It Just Got Easier for Companies to Drop Free Birth Control Coverage
President Donald Trump's administration issued a long-rumored rule today exempting a broad range of employers from covering birth control in employer-sponsored insurance plans for moral or religious reasons.
The new regulation, issued by the Health and Human Services Department, takes effect immediately, though it is likely to be challenged in court.
The measure is a rollback of one of the Affordable Care Act's most popular provisions, which stipulates that all insurance plans offered by employers and on the individual market must cover FDA-approved forms of birth control at no additional cost, including birth control pills, rings, intrauterine devices, and more.
Now, Trump's mandate revision could deny birth control to hundreds of thousands of women as it expands the exemption to all nonprofit and for-profit employers including publicly-traded companies, who can choose not to cover birth control based on religious belief. The plan also allows a similar exemption for "moral conviction," though publicly-traded companies are not included in this.
One of the Obama administration's goals when it passed the ACA was to expand birth control access to as many women as possible. And it was largely successful: More than 55 million women accessed birth control without co-payments because of the mandate, according to the New York Times.
The measure had a direct impact on women's wallets. For example, in the spring of 2014, 67% of women with private insurance paid nothing out-of-pocket for the birth control pill, up from just 15% in 2012, a report from the Guttmacher Institute found. A similar increase occurred among women using injectable contraception, vaginal rings, and IUDs, all of which added up to an estimated $1.4 billion in savings in 2013 alone, per the report.
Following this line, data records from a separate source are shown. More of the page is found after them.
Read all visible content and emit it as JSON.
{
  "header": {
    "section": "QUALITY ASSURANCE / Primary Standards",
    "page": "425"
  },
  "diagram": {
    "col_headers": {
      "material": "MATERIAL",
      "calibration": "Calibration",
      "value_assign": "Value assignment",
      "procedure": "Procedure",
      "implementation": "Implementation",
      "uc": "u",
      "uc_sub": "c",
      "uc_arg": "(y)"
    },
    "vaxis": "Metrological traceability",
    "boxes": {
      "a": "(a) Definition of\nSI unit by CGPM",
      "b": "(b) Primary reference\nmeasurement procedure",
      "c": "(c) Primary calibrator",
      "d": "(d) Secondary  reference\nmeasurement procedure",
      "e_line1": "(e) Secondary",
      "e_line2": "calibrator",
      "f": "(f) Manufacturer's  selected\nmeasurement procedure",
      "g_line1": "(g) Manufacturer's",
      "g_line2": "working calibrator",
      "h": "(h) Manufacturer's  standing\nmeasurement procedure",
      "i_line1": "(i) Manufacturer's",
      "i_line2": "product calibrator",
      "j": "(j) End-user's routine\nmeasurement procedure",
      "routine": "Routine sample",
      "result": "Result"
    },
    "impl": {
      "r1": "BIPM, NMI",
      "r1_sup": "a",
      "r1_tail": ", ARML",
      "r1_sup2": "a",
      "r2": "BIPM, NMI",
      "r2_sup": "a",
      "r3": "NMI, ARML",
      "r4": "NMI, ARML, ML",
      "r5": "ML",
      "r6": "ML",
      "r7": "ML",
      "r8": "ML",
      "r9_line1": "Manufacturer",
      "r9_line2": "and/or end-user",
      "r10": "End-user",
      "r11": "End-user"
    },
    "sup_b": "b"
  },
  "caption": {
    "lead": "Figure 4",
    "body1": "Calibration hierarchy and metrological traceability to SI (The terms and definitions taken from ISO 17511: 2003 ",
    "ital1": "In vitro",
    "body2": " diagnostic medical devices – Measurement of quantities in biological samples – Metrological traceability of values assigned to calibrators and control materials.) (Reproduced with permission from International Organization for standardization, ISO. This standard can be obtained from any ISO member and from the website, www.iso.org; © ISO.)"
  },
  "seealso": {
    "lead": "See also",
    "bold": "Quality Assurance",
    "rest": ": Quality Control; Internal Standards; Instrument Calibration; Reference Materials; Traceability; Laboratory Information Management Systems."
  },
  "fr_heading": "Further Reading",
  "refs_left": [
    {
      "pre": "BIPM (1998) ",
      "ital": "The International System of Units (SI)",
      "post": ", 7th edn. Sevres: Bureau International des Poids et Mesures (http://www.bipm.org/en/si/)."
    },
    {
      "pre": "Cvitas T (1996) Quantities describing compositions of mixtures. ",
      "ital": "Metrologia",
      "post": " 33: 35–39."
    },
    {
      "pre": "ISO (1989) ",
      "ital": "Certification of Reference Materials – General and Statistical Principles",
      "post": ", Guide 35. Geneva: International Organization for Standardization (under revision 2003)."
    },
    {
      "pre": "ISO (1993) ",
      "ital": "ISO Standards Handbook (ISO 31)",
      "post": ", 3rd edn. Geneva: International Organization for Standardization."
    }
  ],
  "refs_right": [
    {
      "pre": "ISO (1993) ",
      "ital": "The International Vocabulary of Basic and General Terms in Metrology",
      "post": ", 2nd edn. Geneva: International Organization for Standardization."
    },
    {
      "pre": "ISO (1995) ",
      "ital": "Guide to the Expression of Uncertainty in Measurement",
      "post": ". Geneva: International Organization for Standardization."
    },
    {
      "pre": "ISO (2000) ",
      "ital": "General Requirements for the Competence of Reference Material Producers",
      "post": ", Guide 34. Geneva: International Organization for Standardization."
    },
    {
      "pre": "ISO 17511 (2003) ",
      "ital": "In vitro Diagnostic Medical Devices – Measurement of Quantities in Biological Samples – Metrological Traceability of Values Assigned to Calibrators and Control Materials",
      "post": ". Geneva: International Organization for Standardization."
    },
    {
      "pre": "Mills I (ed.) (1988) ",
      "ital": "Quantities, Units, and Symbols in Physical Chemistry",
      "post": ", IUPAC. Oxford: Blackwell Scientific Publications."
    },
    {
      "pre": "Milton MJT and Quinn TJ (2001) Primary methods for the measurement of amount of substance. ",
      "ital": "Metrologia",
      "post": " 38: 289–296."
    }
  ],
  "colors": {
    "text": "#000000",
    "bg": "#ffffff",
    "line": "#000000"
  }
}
Average out-of-pocket spending on oral contraceptive pills has decreased by about $255 per year because of the ACA's birth control mandate, and by $248 for an IUD, a study published in Health Affairs found.
As Money has previously reported, the 2017 Willis Towers Watson Emerging Trends in Health Care survey found that 11% of employers would stop covering forms of birth control if it was no longer required (59% would definitely keep covering it). "Dozens of employers are already suing to get out of this benefit, so we know they will want to take advantage of this," says Mara Gandal Powers, senior counsel at the National Women's Law Center, which has vowed to fight the law.
Experts expect this to be challenged in court by women's advocacy groups. The Obama mandate was challenged often, too, by colleges and companies that objected to providing this service, with the most famous case being the Hobby Lobby case of 2014.
Currently, 28 states require health plans to cover all FDA-approved forms of birth control, according to the Kaiser Family Foundation.